Theatermusik für alle
Es waren starke Worte, die die Hamburger anno 1728 von der Bühne ihres Opernhauses zu hören bekamen: «Adel ohne Tugend Zier / kommt mir wie ein Storchnest für. / Denn auf hoher Bäume Wipfeln / und der höchsten Häuser Gipffeln / hat der Storch zwar sein Quartier / Übrigens hingegen tauget / gar zu nichts das ganze Tier.
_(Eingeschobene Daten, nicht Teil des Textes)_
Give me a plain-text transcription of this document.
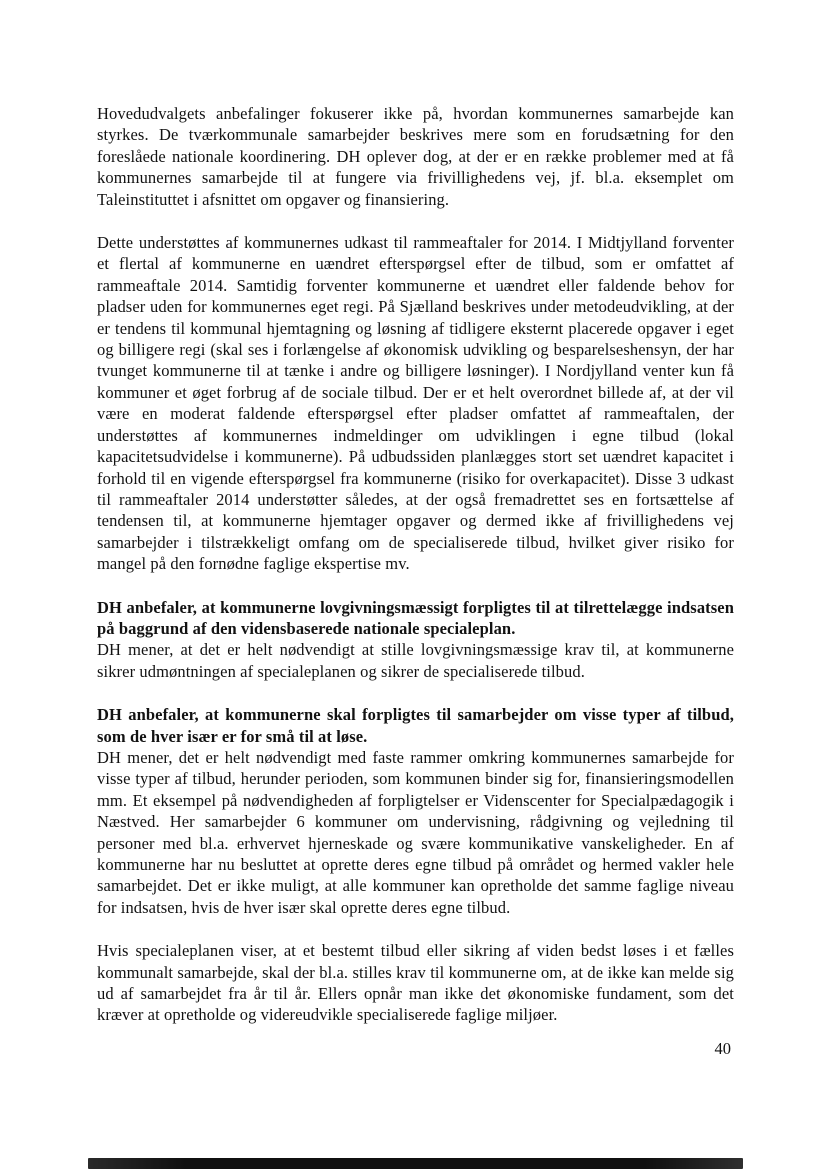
Hovedudvalgets anbefalinger fokuserer ikke på, hvordan kommunernes samarbejde kan styrkes. De tværkommunale samarbejder beskrives mere som en forudsætning for den foreslåede nationale koordinering. DH oplever dog, at der er en række problemer med at få kommunernes samarbejde til at fungere via frivillighedens vej, jf. bl.a. eksemplet om Taleinstituttet i afsnittet om opgaver og finansiering.

Dette understøttes af kommunernes udkast til rammeaftaler for 2014. I Midtjylland forventer et flertal af kommunerne en uændret efterspørgsel efter de tilbud, som er omfattet af rammeaftale 2014. Samtidig forventer kommunerne et uændret eller faldende behov for pladser uden for kommunernes eget regi. På Sjælland beskrives under metodeudvikling, at der er tendens til kommunal hjemtagning og løsning af tidligere eksternt placerede opgaver i eget og billigere regi (skal ses i forlængelse af økonomisk udvikling og besparelseshensyn, der har tvunget kommunerne til at tænke i andre og billigere løsninger). I Nordjylland venter kun få kommuner et øget forbrug af de sociale tilbud. Der er et helt overordnet billede af, at der vil være en moderat faldende efterspørgsel efter pladser omfattet af rammeaftalen, der understøttes af kommunernes indmeldinger om udviklingen i egne tilbud (lokal kapacitetsudvidelse i kommunerne). På udbudssiden planlægges stort set uændret kapacitet i forhold til en vigende efterspørgsel fra kommunerne (risiko for overkapacitet). Disse 3 udkast til rammeaftaler 2014 understøtter således, at der også fremadrettet ses en fortsættelse af tendensen til, at kommunerne hjemtager opgaver og dermed ikke af frivillighedens vej samarbejder i tilstrækkeligt omfang om de specialiserede tilbud, hvilket giver risiko for mangel på den fornødne faglige ekspertise mv.

DH anbefaler, at kommunerne lovgivningsmæssigt forpligtes til at tilrettelægge indsatsen på baggrund af den vidensbaserede nationale specialeplan.

DH mener, at det er helt nødvendigt at stille lovgivningsmæssige krav til, at kommunerne sikrer udmøntningen af specialeplanen og sikrer de specialiserede tilbud.

DH anbefaler, at kommunerne skal forpligtes til samarbejder om visse typer af tilbud, som de hver især er for små til at løse.

DH mener, det er helt nødvendigt med faste rammer omkring kommunernes samarbejde for visse typer af tilbud, herunder perioden, som kommunen binder sig for, finansieringsmodellen mm. Et eksempel på nødvendigheden af forpligtelser er Videnscenter for Specialpædagogik i Næstved. Her samarbejder 6 kommuner om undervisning, rådgivning og vejledning til personer med bl.a. erhvervet hjerneskade og svære kommunikative vanskeligheder. En af kommunerne har nu besluttet at oprette deres egne tilbud på området og hermed vakler hele samarbejdet. Det er ikke muligt, at alle kommuner kan opretholde det samme faglige niveau for indsatsen, hvis de hver især skal oprette deres egne tilbud.

Hvis specialeplanen viser, at et bestemt tilbud eller sikring af viden bedst løses i et fælles kommunalt samarbejde, skal der bl.a. stilles krav til kommunerne om, at de ikke kan melde sig ud af samarbejdet fra år til år. Ellers opnår man ikke det økonomiske fundament, som det kræver at opretholde og videreudvikle specialiserede faglige miljøer.

40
» Deutlicher als in dieser Arie des Rates Steffen, der in Telemanns neuer Oper die rührende Geschichte der Kaisertochter Emma und des bürgerlichen Emporkömmlings Eginhard kommentierend begleitete, ließen sich die Ressentiments der hansestädtischen Kaufleute gegen die Herren von Stand kaum in Worte fassen. Wie schon sein Vorgänger Reinhard Keiser, der sogar den neapolitanischen Fischeraufstand des «Masaniello» auf die Opernbühne gebracht hatte, scheute sich auch Hamburgs Generalmusikdirektor nicht, heiße Eisen anzupacken – und das, obwohl die Hamburger Gänsemarkt-Oper auf die Zuwendungen der umliegenden Höfe ebenso angewiesen war wie auf die Eintrittsgelder des bürgerlichen Publikums. Umso erstaunlicher, dass die sieben erhaltenen großen Opern Georg Philipp Telemanns bislang kaum vom Barockopern-Fieber an den Opernhäusern profitiert haben – nach der ersten ...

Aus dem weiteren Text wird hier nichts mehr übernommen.